Initially ignoring diffusion of water, the magnetic fields that extend into the extravascular space give rise to a spatially dependent frequency shift that causes the accumulated phase of one spin to differ from that of its neighbor. The result is a loss of phase coherence in that voxel. Several groups have shown through modeling that this mechanism dominates for larger vessels (≥20 μm). It should be noted that this is a static mechanism, can be refocused during a spin echo acquisition, and therefore will not contribute to changes in R 2. This is called the static dephasing regime (SDR) (20).
Diffusion becomes important when the random walk of a spin during the echo time is on the same order as the extent of the extravascular field gradients surrounding the blood vessel, i.e., approximately the radius of the vessel (15).
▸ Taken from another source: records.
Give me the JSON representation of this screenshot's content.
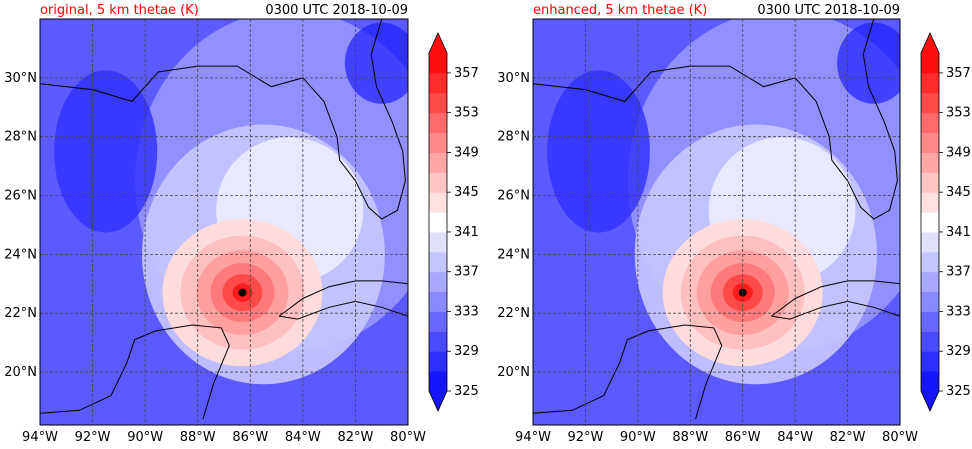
{
  "chart_data": [
    {
      "type": "heatmap",
      "title_left": "original, 5 km thetae (K)",
      "title_right": "0300 UTC 2018-10-09",
      "x_ticks": [
        "94°W",
        "92°W",
        "90°W",
        "88°W",
        "86°W",
        "84°W",
        "82°W",
        "80°W"
      ],
      "y_ticks": [
        "20°N",
        "22°N",
        "24°N",
        "26°N",
        "28°N",
        "30°N"
      ],
      "xlim": [
        -94,
        -80
      ],
      "ylim": [
        18.2,
        32.0
      ],
      "grid": true,
      "colorbar": {
        "ticks": [
          "325",
          "329",
          "333",
          "337",
          "341",
          "345",
          "349",
          "353",
          "357"
        ],
        "range": [
          325,
          359
        ]
      },
      "storm_center": {
        "lon": -86.3,
        "lat": 22.7
      },
      "storm_core_max": 357
    },
    {
      "type": "heatmap",
      "title_left": "enhanced, 5 km thetae (K)",
      "title_right": "0300 UTC 2018-10-09",
      "x_ticks": [
        "94°W",
        "92°W",
        "90°W",
        "88°W",
        "86°W",
        "84°W",
        "82°W",
        "80°W"
      ],
      "y_ticks": [
        "20°N",
        "22°N",
        "24°N",
        "26°N",
        "28°N",
        "30°N"
      ],
      "xlim": [
        -94,
        -80
      ],
      "ylim": [
        18.2,
        32.0
      ],
      "grid": true,
      "colorbar": {
        "ticks": [
          "325",
          "329",
          "333",
          "337",
          "341",
          "345",
          "349",
          "353",
          "357"
        ],
        "range": [
          325,
          359
        ]
      },
      "storm_center": {
        "lon": -86.0,
        "lat": 22.7
      },
      "storm_core_max": 359
    }
  ],
  "colors": {
    "title_left": "#ff0000",
    "low": "#1010ff",
    "mid": "#ffffff",
    "high": "#ff0000"
  }
}
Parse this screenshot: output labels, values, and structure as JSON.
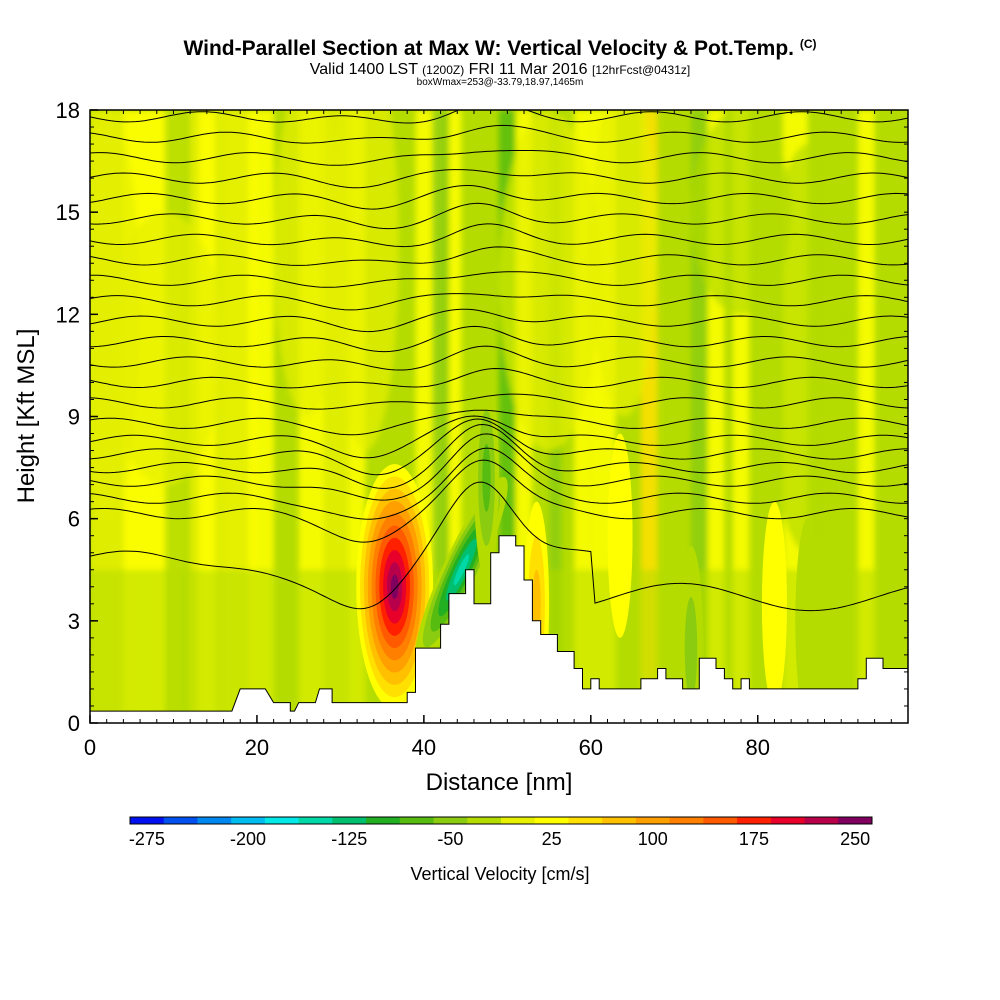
{
  "chart_data": {
    "type": "heatmap",
    "title": "Wind-Parallel Section at Max W: Vertical Velocity & Pot.Temp.",
    "title_suffix": "(C)",
    "subtitle_main": "Valid 1400 LST",
    "subtitle_z": "(1200Z)",
    "subtitle_date": "FRI 11 Mar 2016",
    "subtitle_fcst": "[12hrFcst@0431z]",
    "sub_subtitle": "boxWmax=253@-33.79,18.97,1465m",
    "xlabel": "Distance [nm]",
    "ylabel": "Height [Kft MSL]",
    "xlim": [
      0,
      98
    ],
    "ylim": [
      0,
      18
    ],
    "x_ticks": [
      "0",
      "20",
      "40",
      "60",
      "80"
    ],
    "y_ticks": [
      "0",
      "3",
      "6",
      "9",
      "12",
      "15",
      "18"
    ],
    "colorbar": {
      "title": "Vertical Velocity [cm/s]",
      "labels": [
        "-275",
        "-200",
        "-125",
        "-50",
        "25",
        "100",
        "175",
        "250"
      ],
      "colors": [
        "#0010f0",
        "#0050f0",
        "#0088f0",
        "#00bcf0",
        "#00e8e8",
        "#00d8a8",
        "#00c070",
        "#22b022",
        "#56bc10",
        "#8ccc10",
        "#b4dc00",
        "#e6f000",
        "#ffff00",
        "#ffe000",
        "#ffc000",
        "#ffa000",
        "#ff8000",
        "#ff5a00",
        "#ff2000",
        "#e8002a",
        "#b8004a",
        "#800060"
      ]
    },
    "terrain": [
      [
        0,
        0.35
      ],
      [
        17,
        0.35
      ],
      [
        18,
        1.0
      ],
      [
        21,
        1.0
      ],
      [
        22,
        0.6
      ],
      [
        24,
        0.6
      ],
      [
        24,
        0.35
      ],
      [
        24.5,
        0.35
      ],
      [
        25,
        0.6
      ],
      [
        27,
        0.6
      ],
      [
        27.5,
        1.0
      ],
      [
        29,
        1.0
      ],
      [
        29,
        0.6
      ],
      [
        38,
        0.6
      ],
      [
        38,
        0.9
      ],
      [
        39,
        0.9
      ],
      [
        39,
        2.2
      ],
      [
        42,
        2.2
      ],
      [
        42,
        2.9
      ],
      [
        43,
        2.9
      ],
      [
        43,
        3.8
      ],
      [
        45,
        3.8
      ],
      [
        45,
        4.5
      ],
      [
        46,
        4.5
      ],
      [
        46,
        3.5
      ],
      [
        48,
        3.5
      ],
      [
        48,
        5.0
      ],
      [
        49,
        5.0
      ],
      [
        49,
        5.5
      ],
      [
        51,
        5.5
      ],
      [
        51,
        5.2
      ],
      [
        52,
        5.2
      ],
      [
        52,
        4.2
      ],
      [
        53,
        4.2
      ],
      [
        53,
        3.0
      ],
      [
        54,
        3.0
      ],
      [
        54,
        2.6
      ],
      [
        56,
        2.6
      ],
      [
        56,
        2.1
      ],
      [
        58,
        2.1
      ],
      [
        58,
        1.6
      ],
      [
        59,
        1.6
      ],
      [
        59,
        1.0
      ],
      [
        60,
        1.0
      ],
      [
        60,
        1.3
      ],
      [
        61,
        1.3
      ],
      [
        61,
        1.0
      ],
      [
        66,
        1.0
      ],
      [
        66,
        1.3
      ],
      [
        68,
        1.3
      ],
      [
        68,
        1.6
      ],
      [
        69,
        1.6
      ],
      [
        69,
        1.3
      ],
      [
        71,
        1.3
      ],
      [
        71,
        1.0
      ],
      [
        73,
        1.0
      ],
      [
        73,
        1.9
      ],
      [
        75,
        1.9
      ],
      [
        75,
        1.6
      ],
      [
        76,
        1.6
      ],
      [
        76,
        1.3
      ],
      [
        77,
        1.3
      ],
      [
        77,
        1.0
      ],
      [
        78,
        1.0
      ],
      [
        78,
        1.3
      ],
      [
        79,
        1.3
      ],
      [
        79,
        1.0
      ],
      [
        92,
        1.0
      ],
      [
        92,
        1.3
      ],
      [
        93,
        1.3
      ],
      [
        93,
        1.9
      ],
      [
        95,
        1.9
      ],
      [
        95,
        1.6
      ],
      [
        98,
        1.6
      ]
    ],
    "velocity_features": [
      {
        "name": "updraft-core",
        "x": 36.5,
        "y": 4.0,
        "value": 253
      },
      {
        "name": "downdraft-core",
        "x": 44.5,
        "y": 4.5,
        "value": -150
      },
      {
        "name": "updraft-lee-1",
        "x": 53.5,
        "y": 3.5,
        "value": 90
      },
      {
        "name": "updraft-lee-2",
        "x": 63.5,
        "y": 5.5,
        "value": 45
      },
      {
        "name": "updraft-lee-3",
        "x": 82,
        "y": 3.5,
        "value": 45
      },
      {
        "name": "downdraft-lee-1",
        "x": 47.5,
        "y": 7.2,
        "value": -80
      },
      {
        "name": "downdraft-lee-2",
        "x": 72,
        "y": 2.2,
        "value": -55
      },
      {
        "name": "downdraft-lee-3",
        "x": 86,
        "y": 3.0,
        "value": -45
      }
    ],
    "theta_isentropes": [
      {
        "level": 0,
        "y_base": 4.9
      },
      {
        "level": 1,
        "y_base": 6.15
      },
      {
        "level": 2,
        "y_base": 6.6
      },
      {
        "level": 3,
        "y_base": 7.1
      },
      {
        "level": 4,
        "y_base": 7.5
      },
      {
        "level": 5,
        "y_base": 7.9
      },
      {
        "level": 6,
        "y_base": 8.3
      },
      {
        "level": 7,
        "y_base": 8.8
      },
      {
        "level": 8,
        "y_base": 9.4
      },
      {
        "level": 9,
        "y_base": 10.0
      },
      {
        "level": 10,
        "y_base": 10.6
      },
      {
        "level": 11,
        "y_base": 11.2
      },
      {
        "level": 12,
        "y_base": 11.8
      },
      {
        "level": 13,
        "y_base": 12.4
      },
      {
        "level": 14,
        "y_base": 13.0
      },
      {
        "level": 15,
        "y_base": 13.6
      },
      {
        "level": 16,
        "y_base": 14.2
      },
      {
        "level": 17,
        "y_base": 14.8
      },
      {
        "level": 18,
        "y_base": 15.4
      },
      {
        "level": 19,
        "y_base": 16.0
      },
      {
        "level": 20,
        "y_base": 16.6
      },
      {
        "level": 21,
        "y_base": 17.2
      },
      {
        "level": 22,
        "y_base": 17.8
      }
    ]
  }
}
In this situation, spins do not solely experience an increased or decreased field but instead experience a variety of fields throughout the echo time that depends on their particular path. The result is the same, viz., loss of phase coherence and hence a decrease in signal intensity on the NMR images. This mechanism is most important for vessels with radii of 6–8 μm (14). This mechanism is irreversible, will not be refocused during a spin echo acquisition, and therefore will contribute to changes in R 2 and R 2 *.
An additional consideration related to diffusion is when spins interchange position rapidly enough through the field gradients such that each spin, essentially, sees the same spread of frequencies, thereby accumulating approximately the same amount of phase, and maintaining some phase coherence resulting in smaller changes in signal intensity on BOLD images. This is called the motionally narrowed regime (MNR) (20).
Both vessel size and pulse sequence considerations are referred to in the above discussion. These effects are qualitatively summarized in Fig. 2, an adaptation from Boxerman, et al. (14) and Weisskoff et al. (19). One can see from Fig. 2 that changes in relaxation for gradient echo acquisitions (ΔR 2 *) reach a plateau for vessel sizes greater than ∼10 μm. Changes in relaxation for spin echo acquisitions (ΔR 2), however, have a maximum at ∼8 μm and decline for vessels smaller than (MNR) or larger than (SDR) this radius. Spin echo acquisitions are a specific reflection of the microvasculature while gradient echo sequences are overall more sensitive (i.e., changes in R 2 * are larger than changes in R 2 across all vessel sizes). As another means to emphasize the fact that BOLD data acquired via a spin echo or gradient echo sequence are weighted by the microvasculature and macrovasculature, respectively, models run varying the blood volume fraction composed of capillaries showed that changes in R 2 * decreased by ∼1/3 as the model became solely composed of capillaries while changes in R 2 were relatively unaffected for models composed of 40% capillaries or more (14). The focus on looking for a sequence and/or parameters that reflect changes in the microvasculature stems from the, not unfounded, hypothesis that microvascular changes are “a better reflection of localized neuronal activation” (14). In addition, gradient echo acquisitions depend more heavily on the experimental conditions and regional field properties, the latter of which can be dependent on shimming, for example. Therefore, although gradient echo acquisitions dominate the majority of BOLD investigations, it might be desirable to implement spin echo acquisitions especially at higher field strengths where some sensitivity can be regained.